Long version: http://www.acme.com/jef/netgems/scratch_monkey.htm l
Short version: http://www.tuxedo.org/~esr/jargon/html/entry/scrat ch-monkey.html

Finally! by callipygian-showsyst · 2002-12-05 09:20 · Score: 1 · on An Overview of the Boa Web Server

Many people, including Jef Poskanzer and (independently) myself, have been quite amused over typical "Web Server" architecture.

Some sites I'm familiar with have racks of 50 or more PCs running Apache or IIS just to serve a moderate traffic web site. If you do the math, you can see that two PCs can easily saturate an OC-3 line.

Both Apache and Netscape servers FORK a new PROCESS for every connection. Some others--including a compile option in Apache--start a new thread. Boa (and Jef's thttpd) don't. They're SINGLE THREADED. Just one giant "select" statement, and memory mapped files.

I think part of the problem has been poor education and lack of experience of "web developers." Many times, it would be worth the time to develop a custom high-performance non-threading/forking server to serve a site. This way you can do everything off of two PCs (in case one fails) instead of 50. We need to start encourging people with strong C++/Systems/Embedded programming experience to be our web developers, and not hire kids who's experience is limited to Java, Perl, or some proprietarty web middleware language. Imagine if you customize Boa to server the dynalic pages you need, with all assets coming out of RAM. You may pay an extra $100K or so for software development up front, but the hosting costs will recover that.

Nike Missile Base, San Francisco, CA by Tackhead · 2002-12-03 11:52 · Score: 2 · on Seeking Interesting Sites When Travelling the World?

> The Titan Missile museum is the only one like it in the world -- A cold-war nuclear silo open for public tours. Setting foot on the premises before 1983 would have meant you would be shot on sight.

Cool! (Sorry, I'm a sucker for Cold War History - might I also recommend The Bureau of Atomic Tourism"> as a vacation planning site?)

For the Bay Area, I recommend the nearby SF-88 Nike Missile Base. During the 60s, this was the last line of defence against incoming bombers - the entire system was dismantled after the signing of the ABM treaty, except for one site that was kept (mostly) intact for historical purposes.

Located just north of the Golden Gate Bridge, and open a couple of days a week, you'll get to stand on the launch platform and descend into the bay where the missiles were stored. When you're not standing on the platform, they can also raise the missiles into firing position.

The tour guides are informed and geeky - when they detect a fellow geek, most will be happy to show off the gear they've restored. Lots of analog computers, vaccuum tubes, and frighteningly-high voltages. Be sure to ask how the computers worked. You'll be amazed at the engineering.

> The tour includes the actual control room where launch codes were recieved, and the infamous red button & code book are kept. You can even push it..Doing so before 1983 would have meant a couple million people would die.. :)

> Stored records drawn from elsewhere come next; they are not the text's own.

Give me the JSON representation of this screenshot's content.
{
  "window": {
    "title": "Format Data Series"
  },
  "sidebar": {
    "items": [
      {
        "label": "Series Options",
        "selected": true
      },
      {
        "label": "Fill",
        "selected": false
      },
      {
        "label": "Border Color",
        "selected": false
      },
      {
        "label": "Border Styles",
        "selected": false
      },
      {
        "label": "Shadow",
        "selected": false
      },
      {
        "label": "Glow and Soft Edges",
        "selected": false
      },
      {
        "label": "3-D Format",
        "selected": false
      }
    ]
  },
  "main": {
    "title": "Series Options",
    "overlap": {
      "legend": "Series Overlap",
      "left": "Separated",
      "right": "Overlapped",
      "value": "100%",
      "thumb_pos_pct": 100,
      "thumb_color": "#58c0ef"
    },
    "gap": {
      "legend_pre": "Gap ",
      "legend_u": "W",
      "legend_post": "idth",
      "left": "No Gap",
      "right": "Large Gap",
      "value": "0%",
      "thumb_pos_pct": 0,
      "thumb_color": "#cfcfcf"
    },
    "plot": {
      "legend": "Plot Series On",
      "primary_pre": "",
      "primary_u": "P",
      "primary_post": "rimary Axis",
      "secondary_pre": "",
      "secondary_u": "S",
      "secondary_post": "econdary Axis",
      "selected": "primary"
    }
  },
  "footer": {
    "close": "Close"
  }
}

Likewise, the control vans at the Nike Missile Base feature a Button. Pushing said button before 1973, would have taken out a squadron of incoming Soviet bombers 100+ miles away with either a conventionally-tipped or nuclear-tipped warhead, saving several million people :)

Less than two minutes down the road the launcher at SF-88L, is a second Nike launch site - SF-87L. Better known as the Marine Mammal Center, it now defends cute little seals and sea otters, and is also open to visitors daily.

The hike up to the radar platforms at SF-87C is a bit long, but affords a wonderful view of the Marin headlands. (In addition to some of the best views in the Bay Area, the whole area is full of historical artifacts, including abandoned artillery emplacements from the Spanish-American War, through World War I and II.)